In a certain respect, Revolutions Per Minute is a concept album, paying homage to the almighty RPM of vinyl plus the double meaning of the Earth spinning on its axis. RPM is laced with social commentary that has now become a signature trait for Kweli, not unlike rappers like Boots Riley (The Coup) and Black Thought (The Roots) who can make messages in the midst of entertainment. Late last year, R.E. dropped their mixtape titled The RE:Union. Mixed by Statik Selektah, The RE:Union hosted several tracks now found on Revolutions Per Minute, including the soulful “Just Begun” with Jay Electronica, Mos Def and J. Cole, and the dark “In This World” . "Just Begun" is a posse cut not unlike the Rah Digga and Xzibit assisted "Down For the Count" on Train of Thought, only less braggadocious and more skillful. The winner in this cypher is Jay Electronica, whose spine-tingling potential for fame bleeds through his lines like "I just wanna go to the slum and throw my money on the floor like the notorious bum / Build a home, teach a class, start a revolution / Free the mind, heal the body, talkin' evolution." Kweli also collaborated with fellow Idle Warship cohort Res on “Back Again”, featured on both RE:Union and RPM (Res was also part of Train of Thought on the epic “Too Late”).
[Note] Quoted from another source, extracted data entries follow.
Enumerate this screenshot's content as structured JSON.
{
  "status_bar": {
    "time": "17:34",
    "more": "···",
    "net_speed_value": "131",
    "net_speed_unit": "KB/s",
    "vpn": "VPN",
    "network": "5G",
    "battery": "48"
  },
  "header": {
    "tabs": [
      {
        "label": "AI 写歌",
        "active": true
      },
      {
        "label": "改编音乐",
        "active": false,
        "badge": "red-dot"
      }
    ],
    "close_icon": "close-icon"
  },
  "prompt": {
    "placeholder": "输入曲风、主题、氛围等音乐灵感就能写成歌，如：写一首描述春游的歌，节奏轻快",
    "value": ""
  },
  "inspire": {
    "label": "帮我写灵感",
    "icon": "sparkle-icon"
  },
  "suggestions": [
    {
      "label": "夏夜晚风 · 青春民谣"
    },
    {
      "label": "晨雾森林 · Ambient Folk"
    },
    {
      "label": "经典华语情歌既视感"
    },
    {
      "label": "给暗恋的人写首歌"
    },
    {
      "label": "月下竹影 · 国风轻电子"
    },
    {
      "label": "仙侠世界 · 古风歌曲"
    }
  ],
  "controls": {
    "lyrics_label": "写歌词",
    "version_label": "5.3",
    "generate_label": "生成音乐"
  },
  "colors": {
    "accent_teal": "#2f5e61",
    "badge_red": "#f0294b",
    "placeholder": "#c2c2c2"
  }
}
Outside of what the mixtape offered first, RPM contains its fair share of jewels. “Strangers (Paranoid)” lags in the beginning despite the infectious horns, but Kweli gains momentum in just enough time for Bun B to cleanup the track. Other songs like “Midnight Hour” (with Estelle) and “Get Loose” (with Chester French) offer Kweli’s obvious growth in melding genres with his lyrics (probably due in part to Idle Warship). The rest like “Ballad Of the Black Gold” and “Long Hot Summer” (reworked sample for Jay-Z’s “Dear Summer”) are reminiscent of Train of Thought in their hard-hitting simplicity. Just as he did a decade ago on "The Blast," Hi-Tek checks in to drop a verse on “So Good”. The chemistry between Hi-Tek and Kweli is undeniable. Perhaps it’s because they don’t work confined to a formal group or maybe they’re just that good. Either way, Revolutions Per Minute is exciting even up to the mellowed Outro “My Life”, where Kweli still spits with meaning "Fans tellin' me I'm underappreciated, underrated and hated, but he's thankful they debate it / Thankful that he made it, the glory was somethin' fated / Thankful that he keep it so real when some fake it / Thankful for the skills' that's keepin' the family stable / Thankful for the meals he put on the family table."
It’s not everyday that a pair of talented musicians vow to return together to make lightening strike twice…and actually mean it. With Reflection Eternal back in the fold with Revolutions Per Minute, waiting another 10 years for their next album will seem impossible.